Verflucht sei Dostojewski
Wächter: »Gestern hat dieser fitna noch gesprochen. Ihr wart dabei.«
»Ja, Qhazi sahib . Wir sind Zeugen. Dieser fitna hat sehr wohl gesprochen.«
Der Qhazi ermahnt den Mann: »Fallen Sie nicht darauf herein. Fahren Sie fort!«
»Gut, vergessen wir seine Stummheit.
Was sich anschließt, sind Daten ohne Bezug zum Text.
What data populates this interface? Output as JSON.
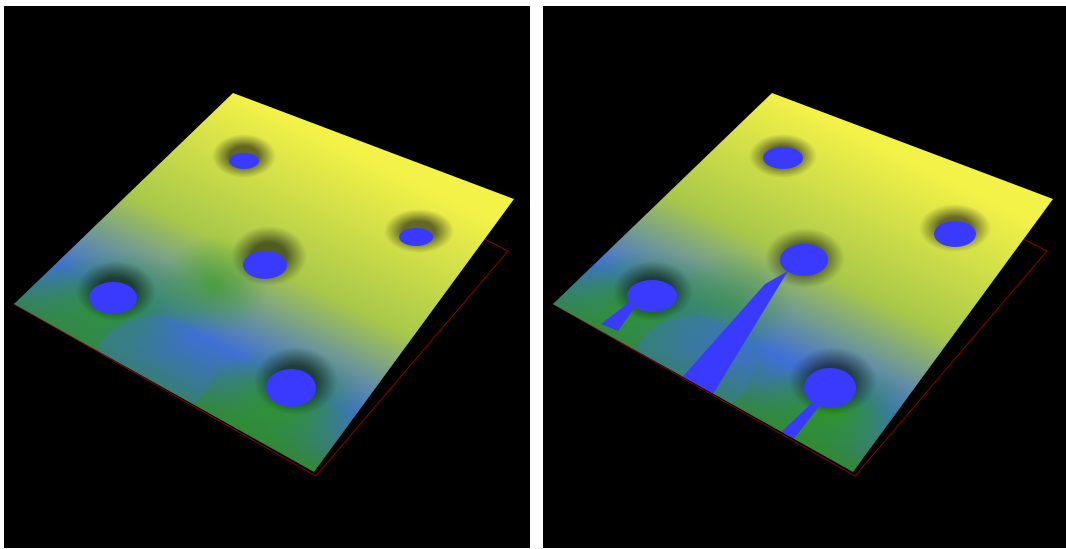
{
  "panels": [
    {
      "id": "left",
      "surface_colors": [
        "#2f8c1c",
        "#3f6fd6",
        "#a8c84a",
        "#f3f248"
      ],
      "pit_color": "#3a3aff",
      "outline_color": "#8b0000",
      "background": "#000000",
      "pit_count": 5,
      "channel_count": 0
    },
    {
      "id": "right",
      "surface_colors": [
        "#2f8c1c",
        "#3f6fd6",
        "#a8c84a",
        "#f3f248"
      ],
      "pit_color": "#3a3aff",
      "outline_color": "#8b0000",
      "background": "#000000",
      "pit_count": 5,
      "channel_count": 3
    }
  ]
}
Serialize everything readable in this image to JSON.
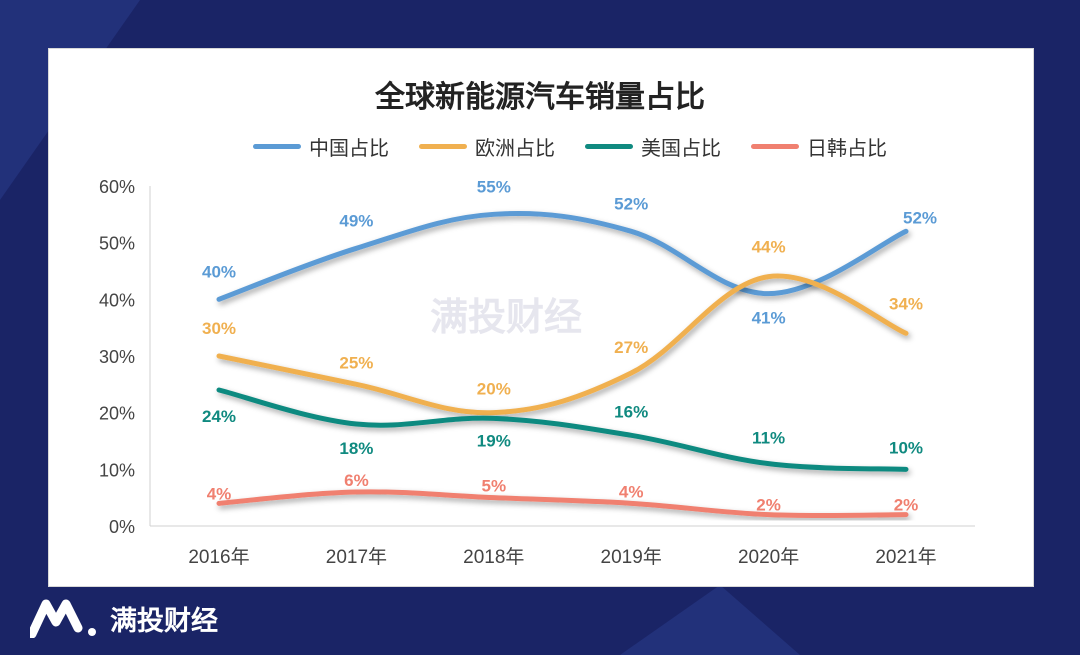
{
  "brand": {
    "name": "满投财经",
    "logo": "满投财经"
  },
  "watermark": "满投财经",
  "chart_data": {
    "type": "line",
    "title": "全球新能源汽车销量占比",
    "categories": [
      "2016年",
      "2017年",
      "2018年",
      "2019年",
      "2020年",
      "2021年"
    ],
    "ylim": [
      0,
      60
    ],
    "yticks": [
      "0%",
      "10%",
      "20%",
      "30%",
      "40%",
      "50%",
      "60%"
    ],
    "grid": false,
    "legend": "top",
    "series": [
      {
        "name": "中国占比",
        "color": "#5b9bd5",
        "values": [
          40,
          49,
          55,
          52,
          41,
          52
        ],
        "labels": [
          "40%",
          "49%",
          "55%",
          "52%",
          "41%",
          "52%"
        ]
      },
      {
        "name": "欧洲占比",
        "color": "#f0b050",
        "values": [
          30,
          25,
          20,
          27,
          44,
          34
        ],
        "labels": [
          "30%",
          "25%",
          "20%",
          "27%",
          "44%",
          "34%"
        ]
      },
      {
        "name": "美国占比",
        "color": "#108a80",
        "values": [
          24,
          18,
          19,
          16,
          11,
          10
        ],
        "labels": [
          "24%",
          "18%",
          "19%",
          "16%",
          "11%",
          "10%"
        ]
      },
      {
        "name": "日韩占比",
        "color": "#f08070",
        "values": [
          4,
          6,
          5,
          4,
          2,
          2
        ],
        "labels": [
          "4%",
          "6%",
          "5%",
          "4%",
          "2%",
          "2%"
        ]
      }
    ]
  }
}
Doch da das Opfer eine Frau ist, von einem Mann ermordet, darf der Mörder nach unserem heiligen Gesetz nicht gehängt werden, denn der Blutpreis für eine Frau beträgt die Hälfte vom Blutpreis eines Mannes.« Ein anderer Mann steht auf, um zu protestieren: »Das ist unmöglich.«
»Es ist möglich, den Mörder hinzurichten, wenn die Eltern des Opfers der Familie des Angeklagten die andere Hälfte des Preises entrichten.«
»Oder der Mörder wird freigesprochen, wenn er der Familie des Opfers ein Mädchen gibt …«
Wieder erhebt sich Geschrei: »Wo sind die Eltern des Opfers?«
»Sie muss gerächt werden!«
»Wenn sie nicht gerächt wird, wird das vergossene Blut auf uns lasten.«
»Auge um Auge!«
»Einen Augenblick, bitte!«, ergreift der Qhazi , der mit seiner Gebetskette spielt, wieder das Wort: »Es gibt noch weitere, noch schlimmere Anschuldigungen. Vor einigen Tagen hat ein Moslem, der Aufseher des Schah-e-Do-Schamschera-Wali-Mausoleums, vor dem Angeklagten und vor Zeugen ausgesagt, dass dieser fitna sich in Begleitung einer Prostituierten an den heiligen Ort begeben hat. Darüber hinaus hat er den Aufseher mit einem Revolver bedroht, um ihm das Almosengeld zu stehlen. Der Mörder hat vor den Zeugen gestanden, dass er den Aufseher töten wollte.«
»Dieser Mann hat den Tod verdient«, schreit einer der Männer. »Einen Unschuldigen bedrohen?!«, brüllt ein anderer. »Das ist eine Sünde!«, stimmen die Anwesenden zu. »Den Wächter von Schah-e Do Schamschera Wali töten? Lahaulobillah! «
»Das ist ein Verbrechen!«
»Das ist eine Beleidigung Allahs und der Heiligen!«
Rassul empfindet nichts mehr bei all diesem Radau. Er bleibt ungerührt. Einzig sein Blick ruht für einen Moment auf Parwaiz, der still die Versammelten beobachtet. Mit Gebrüll schafft es der Richter, wieder Ruhe herzustellen: »Ich habe euch zu Beginn der Sitzung nicht ohne Grund gesagt, dass der Mörder ein Vertreter des alten Regimes ist. Dieser Mann hat mir von sich aus gestanden, dass er sich von der Heiligen Religion abgewandt hat.«
Die Schreie werden frenetisch: »Satan!«
»Gottloser!«
»Abtrünniger!«
»Er verdient, gehängt zu werden!«
Wieder übertönt die schreiende Stimme des Richters den Saal: »Ja, Brüder, ihr seht einen Mann vor euch, der nach dem Koran ein fitna ist, die Verkörperung des Bösen auf Erden. Also muss ihm die Strafe auferlegt werden, welche die Scharia für Diebe und Abtrünnige vorsieht. Am Freitagmorgen, nach dem Ruf zum Gebet, werden ihm im Zarnegar-Park öffentlich die rechte Hand und der linke Fuß abgeschlagen; die Glieder werden aufgespießt und ausgestellt. Anschließend wird dieser fitna gehängt und drei Tage lang zur Schau gestellt, als Lektion für alle. Die Prostituierte, die ihn begleitet hat, um das Grab von Schah-e Do Schamschera Wali zu schänden, wird gesteinigt. So werden wir das Böse in unserer friedlichen Stadt ausrotten …«
»Allahu akbar !« , dreimal.
Da hast du deinen Prozess, Rassul. Zufrieden?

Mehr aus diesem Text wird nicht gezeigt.